Хотя случались и в этой сфере существования самые разнообразные чудеса. Много лет тому назад после смерти соседки мне досталась груда старых книг. В основном это были разрозненные тома дореволюционных собраний сочинений. Я их сложил в картонные коробки, закинул на антресоли и не притрагивался более двадцати лет. Потом, испытывая крайнюю нужду в деньгах, решил пересмотреть содержимое пыльных ящиков, в надежде найти что-нибудь пригодное для продажи букинистам. Перелистывая не имеющие никакой коммерческой стоимости издания, я случайно обнаружил, что под коленкором с именем Пушкина на передней крышке нет никакого «солнца русской поэзии». А есть искусно переплетенный блок чистой бумаги в восьмую долю листа со множеством рукописных стихов различных авторов. Почти все они, так или иначе, были посвящены покойной соседке и связаны с Крымом. Точнее с Коктебелем. Многих имен я навскидку установить не смог, а некоторые были вполне понятны и без долгих разысканий.
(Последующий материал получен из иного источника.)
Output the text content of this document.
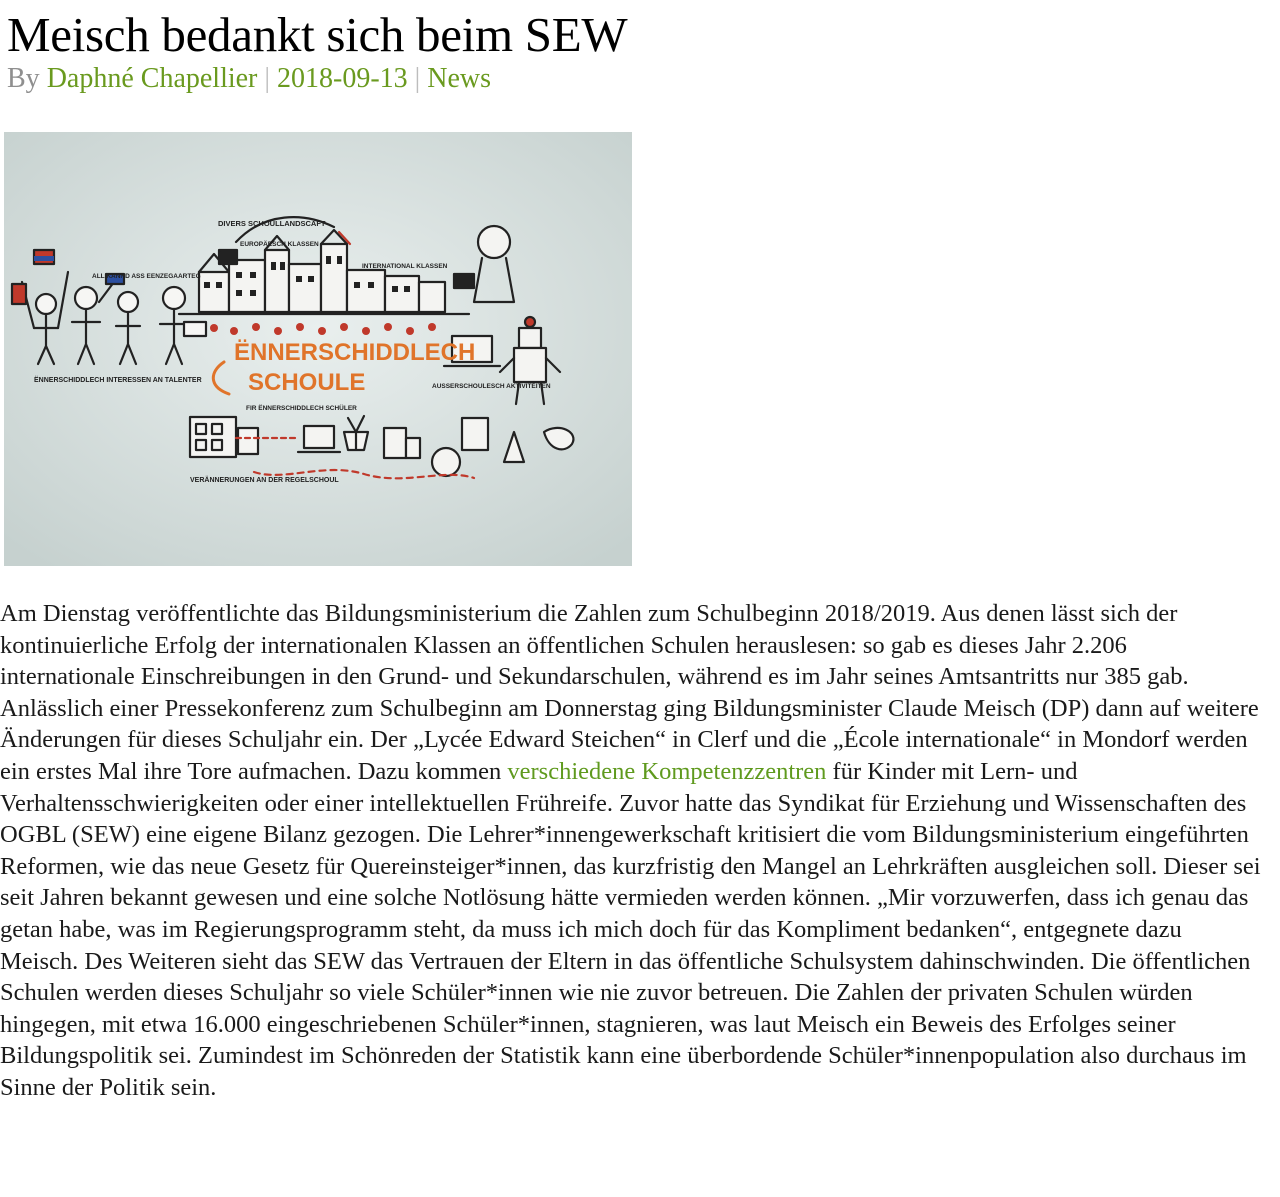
Meisch bedankt sich beim SEW
By Daphné Chapellier | 2018-09-13 | News
DIVERS SCHOULLANDSCAFT
EUROPÄESCH KLASSEN
INTERNATIONAL KLASSEN
ALL KANND ASS EENZEGAARTEG
ËNNERSCHIDDLECH INTERESSEN AN TALENTER
AUSSERSCHOULESCH AKTIVITÉITEN
FIR ËNNERSCHIDDLECH SCHÜLER
VERÄNNERUNGEN AN DER REGELSCHOUL
ËNNERSCHIDDLECH
SCHOULE
Am Dienstag veröffentlichte das Bildungsministerium die Zahlen zum Schulbeginn 2018/2019. Aus denen lässt sich der kontinuierliche Erfolg der internationalen Klassen an öffentlichen Schulen herauslesen: so gab es dieses Jahr 2.206 internationale Einschreibungen in den Grund- und Sekundarschulen, während es im Jahr seines Amtsantritts nur 385 gab. Anlässlich einer Pressekonferenz zum Schulbeginn am Donnerstag ging Bildungsminister Claude Meisch (DP) dann auf weitere Änderungen für dieses Schuljahr ein. Der „Lycée Edward Steichen“ in Clerf und die „École internationale“ in Mondorf werden ein erstes Mal ihre Tore aufmachen. Dazu kommen verschiedene Kompetenzzentren für Kinder mit Lern- und Verhaltensschwierigkeiten oder einer intellektuellen Frühreife. Zuvor hatte das Syndikat für Erziehung und Wissenschaften des OGBL (SEW) eine eigene Bilanz gezogen. Die Lehrer*innengewerkschaft kritisiert die vom Bildungsministerium eingeführten Reformen, wie das neue Gesetz für Quereinsteiger*innen, das kurzfristig den Mangel an Lehrkräften ausgleichen soll. Dieser sei seit Jahren bekannt gewesen und eine solche Notlösung hätte vermieden werden können. „Mir vorzuwerfen, dass ich genau das getan habe, was im Regierungsprogramm steht, da muss ich mich doch für das Kompliment bedanken“, entgegnete dazu Meisch. Des Weiteren sieht das SEW das Vertrauen der Eltern in das öffentliche Schulsystem dahinschwinden. Die öffentlichen Schulen werden dieses Schuljahr so viele Schüler*innen wie nie zuvor betreuen. Die Zahlen der privaten Schulen würden hingegen, mit etwa 16.000 eingeschriebenen Schüler*innen, stagnieren, was laut Meisch ein Beweis des Erfolges seiner Bildungspolitik sei. Zumindest im Schönreden der Statistik kann eine überbordende Schüler*innenpopulation also durchaus im Sinne der Politik sein.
Так, в частности, с десяток стихотворений и нежных посвящений были написаны Виктором Андрониковичем Мануйловым, два произведения подписаны инициалами «ВЩ», за которыми, на мой взгляд, мог скрываться только Владимир Щировский, еще одно было авторизовано пушкинистом Борисом Томашевским, другое пушкинистом же Дмитрием Якубовичем. А вот еще два литерами MW, за которыми легко угадывался Максимилиан Волошин, тем более что и почерк совпадал до мельчайших характерных деталей.
Загадка заключалась в том, что нигде и никогда, ни в каких подробнейших справочниках эта соседка не упоминалась. Владимир Петрович Купченко, с которым я был коротко знаком, проделал титаническую работу, расписав жизнь и встречи Волошина вплоть до мельчайших нюансов, буквально по часам и минутам. Но никакой Зинаиды Александровны Сергеевой в его реестрах найти не удается. А я ведь ее довольно хорошо помню самой ранней и приметчивой детской памятью. Как она ходила и разговаривала. Вплоть до характерных жестов.
То есть она, как и, возможно, Джагупова и бесконечное множество других людей, чьи жизни были подрезаны на лету советским удушливым обжимом, существовала в самом центре города, в круге очень известных людей, была секретарем П. Е. Щеголева, но имя ее исчезло. Просто провалилось в какую-то черную мрачноватую дыру. И причиной этому была не опала, не репрессии, а простая случайность.
Это удивительная и малопонятная особенность русской жизни, сохраняющей в своем ландшафте такие неприметные с воображаемого исторического «верху» складки и укрывища. Пока ненароком не провалишься в них целиком или не спрячешься намеренно, спасаясь от недремлющего ока государственной системы, даже и не поймешь, что они существуют в природе. Разумеется, это касается не только искусства, но и прочей житейской обыденности[46]
.А сколько людей, просто не попадавших в унисон с эпохой, сбивавшихся с церемониального шага и не умевших петь хором, варилось в своем перепревшем соку, играя в вечный интеллектуальный или метафизический пинг-понг со стеной собственной тюремной камеры или коммунальной комнатушки в дальнем конце коридора в окружении ничего не понимающих соседей и запуганных до исступления близких.
Я как-то на улице познакомился с пожилым инженером и, зацепившись словесно и глазолюбно, подружился с ним — Николаем Захаровичем Андреевым — до самой его смерти в 1982, кажется, году. Он меня поразил тогда рассказом о своих духовных исканиях и жизненном пути, рассказав, что после гибели своего гимназического друга — Загребина (мне отчего-то физиологически приятно оживлять несколькими движениями языка эти всеми позабытые фамилии) — он никогда, то есть лет тридцать, ни с кем не разговаривал ни на какие отвлеченные темы. Но каждый день, воротившись домой из своего абсолютно бессмысленного НИИ, уходил с головой в волшебные миры верховного синтетического учения системы арканов. При этом, однако же, он осознавал себя настоящим христианским социалистом, читал все тридцать лет пятитомник «Основы христианства» Михаила Тареева, священника Григория Петрова и аббата Ламенне. Интеллектуально он так и остался на уровне социальной и политической проблематики начала века. Такое впечатление, что идейный ураган современности пронесся где-то высоко над его головой.